The FIFO connection synchronization can be modeled by means of a user-configurable delay parameter. The implementation details of the FIU and FOU threads are given in Appendix A, Figures A.18, A.19 and A.20.

Network Interrupt Modeling

We considered interrupt modeling in Section 3.4.2. The Read and Write interrupts are gen- erated by some bookkeeping activities in the router components: the data and room status information are acquired using the FIU and FOU threads. These status acquisitions (1) must be done in a non-blocking way (i.e., status check must not interfere with the main IPC tasks of the router component threads) and (2) should appear only when the relevant room and data changes in the FIFO appear (i.e., ideally they should be performed only once, when the status has already meaningfully changed - sufficient room or data spotted.).

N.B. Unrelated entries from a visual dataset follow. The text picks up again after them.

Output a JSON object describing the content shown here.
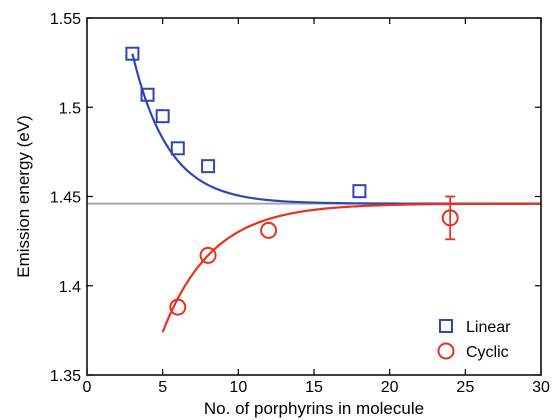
{
  "chart_data": {
    "type": "scatter",
    "xlabel": "No. of porphyrins in molecule",
    "ylabel": "Emission energy (eV)",
    "xlim": [
      0,
      30
    ],
    "ylim": [
      1.35,
      1.55
    ],
    "x_ticks": [
      0,
      5,
      10,
      15,
      20,
      25,
      30
    ],
    "y_ticks": [
      1.35,
      1.4,
      1.45,
      1.5,
      1.55
    ],
    "x_tick_labels": [
      "0",
      "5",
      "10",
      "15",
      "20",
      "25",
      "30"
    ],
    "y_tick_labels": [
      "1.35",
      "1.4",
      "1.45",
      "1.5",
      "1.55"
    ],
    "asymptote": 1.446,
    "legend_position": "bottom-right",
    "grid": false,
    "series": [
      {
        "name": "Linear",
        "color": "#2f47b5",
        "marker": "square",
        "x": [
          3,
          4,
          5,
          6,
          8,
          18
        ],
        "y": [
          1.53,
          1.507,
          1.495,
          1.477,
          1.467,
          1.453
        ],
        "fit": {
          "x_start": 3,
          "x_end": 30,
          "amplitude": 0.084,
          "decay": 2.4
        }
      },
      {
        "name": "Cyclic",
        "color": "#e8321e",
        "marker": "circle",
        "x": [
          6,
          8,
          12,
          24
        ],
        "y": [
          1.388,
          1.417,
          1.431,
          1.438
        ],
        "yerr": [
          0,
          0,
          0,
          0.012
        ],
        "fit": {
          "x_start": 5,
          "x_end": 30,
          "amplitude": -0.072,
          "decay": 3.3
        }
      }
    ],
    "reference_line_color": "#aaaaaa"
  }
}
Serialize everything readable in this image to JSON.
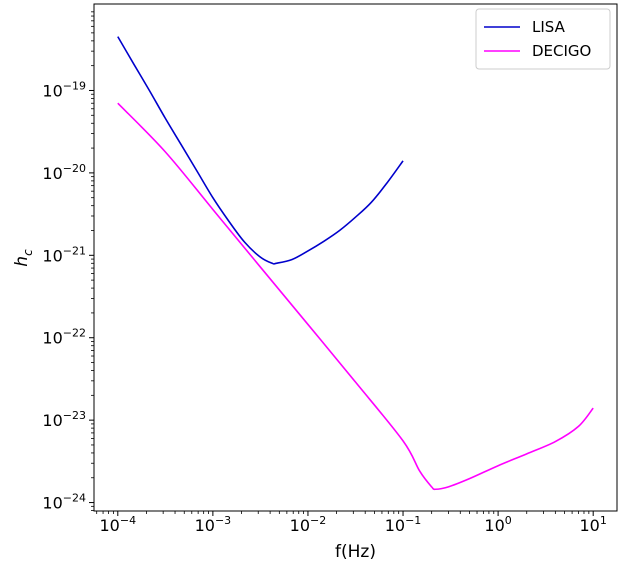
{
  "chart_data": {
    "type": "line",
    "title": "",
    "xlabel": "f(Hz)",
    "ylabel": "h_c",
    "xscale": "log",
    "yscale": "log",
    "xlim": [
      5.62e-05,
      17.8
    ],
    "ylim": [
      7.9e-25,
      1.12e-18
    ],
    "xticks": [
      {
        "value": 0.0001,
        "base": "10",
        "exp": "−4"
      },
      {
        "value": 0.001,
        "base": "10",
        "exp": "−3"
      },
      {
        "value": 0.01,
        "base": "10",
        "exp": "−2"
      },
      {
        "value": 0.1,
        "base": "10",
        "exp": "−1"
      },
      {
        "value": 1,
        "base": "10",
        "exp": "0"
      },
      {
        "value": 10,
        "base": "10",
        "exp": "1"
      }
    ],
    "yticks": [
      {
        "value": 1e-24,
        "base": "10",
        "exp": "−24"
      },
      {
        "value": 1e-23,
        "base": "10",
        "exp": "−23"
      },
      {
        "value": 1e-22,
        "base": "10",
        "exp": "−22"
      },
      {
        "value": 1e-21,
        "base": "10",
        "exp": "−21"
      },
      {
        "value": 1e-20,
        "base": "10",
        "exp": "−20"
      },
      {
        "value": 1e-19,
        "base": "10",
        "exp": "−19"
      }
    ],
    "grid": false,
    "legend_position": "top-right",
    "series": [
      {
        "name": "LISA",
        "color": "#0000cc",
        "x": [
          0.0001,
          0.000147,
          0.000215,
          0.000316,
          0.000464,
          0.000681,
          0.001,
          0.00147,
          0.00215,
          0.00316,
          0.0042,
          0.00464,
          0.00681,
          0.01,
          0.0147,
          0.0215,
          0.0316,
          0.0464,
          0.0681,
          0.1
        ],
        "y": [
          4.5e-19,
          2.1e-19,
          1e-19,
          4.6e-20,
          2.2e-20,
          1.05e-20,
          5e-21,
          2.6e-21,
          1.45e-21,
          9.5e-22,
          8e-22,
          8e-22,
          8.9e-22,
          1.13e-21,
          1.48e-21,
          2e-21,
          2.9e-21,
          4.4e-21,
          7.6e-21,
          1.4e-20
        ]
      },
      {
        "name": "DECIGO",
        "color": "#ff00ff",
        "x": [
          0.0001,
          0.000316,
          0.001,
          0.00316,
          0.01,
          0.0316,
          0.1,
          0.15,
          0.2,
          0.22,
          0.3,
          0.5,
          1,
          2,
          4,
          7,
          10
        ],
        "y": [
          7e-20,
          1.8e-20,
          3.6e-21,
          7.2e-22,
          1.45e-22,
          2.9e-23,
          5.6e-24,
          2.4e-24,
          1.55e-24,
          1.45e-24,
          1.55e-24,
          1.95e-24,
          2.8e-24,
          3.9e-24,
          5.5e-24,
          8.4e-24,
          1.4e-23
        ]
      }
    ]
  }
}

These two ”rules” appear to be imprecise because we may not know explicitly when to gen- erate an interrupt. Furthermore, the processor DOS channel is fundamentally dependent on the presence of the status information (see Section 3.4.2). Thorough examination of the in- teraction between processor components and the router components provides the following guidance. Both writing-to and reading-from the FIFOs are operations generated at the pro- cessor side; recall that, ‘push’ and ‘pull’ channels are blocked until processor WU and RU threads generate requests. It is worth noting that when storing data to a FIFO component, the processor component first writes to the router component and then it may possibly apply a block. Conversely, when loading data from a FIFO component, the processor component

may first apply a block if there is no data and then continue with the loading sequence. This is visualized in Figure 3.2, in the push and pull protocol sequence parts. Consequently, (1) room status can be obtained from the FOU thread of the write router component by acquiring room status of a FIFO at the beginning of the push sequence and (2) data status requires an independent polling mechanism which can be activated whenever there is a change in the FIFO status from ‘empty’ to ‘data-has-just-arrived’.

Router-Interface Synchronous-Event Channels

The synchronous-event channels of the router-interface component model interconnection data paths between internal router modules. This models the opening/closing/synchronising connections and network-interrupts according to definitions for synchronous channels estab- lished in Section 3.4.1 .They are thus named synchronous-event channels. There are two internal synchronous event channels available: (1) A Pull Channel (PULL) and (2) a Push Channel (PUSH). They model the pull and push protocols, respectively. The PUSH and PULL channels are important parts of the router-interface components.

The channels have the same structures but complementary roles. The PULL channel provides the means for the processor RU threads to pull data from the FIFO’s. The FIU thread connects to the other side of the PULL channel and provides the interface to the designated FIFO component. Similarly, the PUSH channel provides the means for the processor WU threads to push data to the FIFO’s. The FOU thread connects to the other side of the PUSH channel and provides the interface to the designated FIFO component.